Apesar da troca de insultos, o clima permanecia agradável, talvez essa fosse a dinâmica deles, afinal. E a forma como ela não soltou o braço dele, ainda que já conseguisse andar pelo parque de diversões sem desequilibrar, deu um toque meio romântico para a situação.

Ranma percebeu e ficou tímido, nem pensava em reclamar, ela podia segurar o braço dele o dia todo que ele não se importaria. Akane fica um pouco insegura de sua performance ao, depois de se acalmar, perceber que pode ter se excedido um pouco no brinquedo, levada pelas emoções. Então tenta conduzir a situação para que não fique muito esquisito.

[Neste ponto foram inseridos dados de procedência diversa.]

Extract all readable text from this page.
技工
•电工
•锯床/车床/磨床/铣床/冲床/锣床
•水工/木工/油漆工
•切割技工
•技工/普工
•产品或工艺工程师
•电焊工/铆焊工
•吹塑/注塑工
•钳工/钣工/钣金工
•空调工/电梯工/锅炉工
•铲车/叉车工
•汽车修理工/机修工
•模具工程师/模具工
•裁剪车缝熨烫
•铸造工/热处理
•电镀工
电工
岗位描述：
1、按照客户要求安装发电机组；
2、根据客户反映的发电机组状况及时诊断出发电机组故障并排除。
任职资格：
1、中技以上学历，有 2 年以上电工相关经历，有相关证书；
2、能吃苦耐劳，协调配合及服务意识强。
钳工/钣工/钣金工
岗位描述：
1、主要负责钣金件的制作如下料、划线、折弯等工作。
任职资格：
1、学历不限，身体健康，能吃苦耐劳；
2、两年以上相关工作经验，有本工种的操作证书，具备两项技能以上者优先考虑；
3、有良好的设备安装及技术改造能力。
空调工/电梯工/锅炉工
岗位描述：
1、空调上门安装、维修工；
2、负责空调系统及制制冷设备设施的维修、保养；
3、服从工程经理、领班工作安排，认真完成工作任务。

— O que você quer fazer agora? - ela pergunta, sorrindo e segurando o braço dele com carinho.

— Eu... Tô com fome – confessa.

— Ah, eu também - ela fica aliviada por ele dizer aquilo, estava com vergonha de parecer gulosa ao sugerir que fossem comer sendo que não chegaram no parque tinha nem uma hora – Quer lanchar?

— Quero.

— Então vamos.

Os noivos adentram a praça de alimentação, composta por várias mesinhas cobertas por sombrinhas, e várias opções de lanchonetes. Era um clima bem amistoso... Mas por entre as plantas artificiais, dois olhos gatunos espiam o casal como se fossem duas presas, prontos para serem caçados.

— Aiya... - Shampoo lambe os beiços, dando um sorriso maléfico.

Ela se aproxima deles, sem ser percebida, como sempre. Os espiona pousando por entre as mesas, Akane olha para um lado, para o outro, e finalmente encontra uma mesa vazia, mas muito longe das lanchonetes.

— Caramba, tá muito cheio aqui – ele comenta, meio desapontado.

— Quer que eu vá comprar os lanches e você fica aqui?

— Pode ser.

— O que você quer?

— Pode ser hambúrguer com batata... Será que tem extra cheddar?

— Posso ver – ele entrega uma nota de dinheiro pra ela, e ela se vai - Já volto!

Observa Akane se afastar, sem acreditar no quão linda e arrumada ela estava, ainda que descabelada por conta da ida à montanha-russa. Fica tão hipnotizado pela menina a alguns metros de distância que nem percebeu quando outra garota se sentou bem à sua frente.

— Akane estar muito boazinha, né Ranma?

Ranma sente o corpo inteiro se arrepiar e quase pula, num susto.

— Shampoo?!? - arregala os olhos para ela, espantado - Tá fazendo o quê aqui??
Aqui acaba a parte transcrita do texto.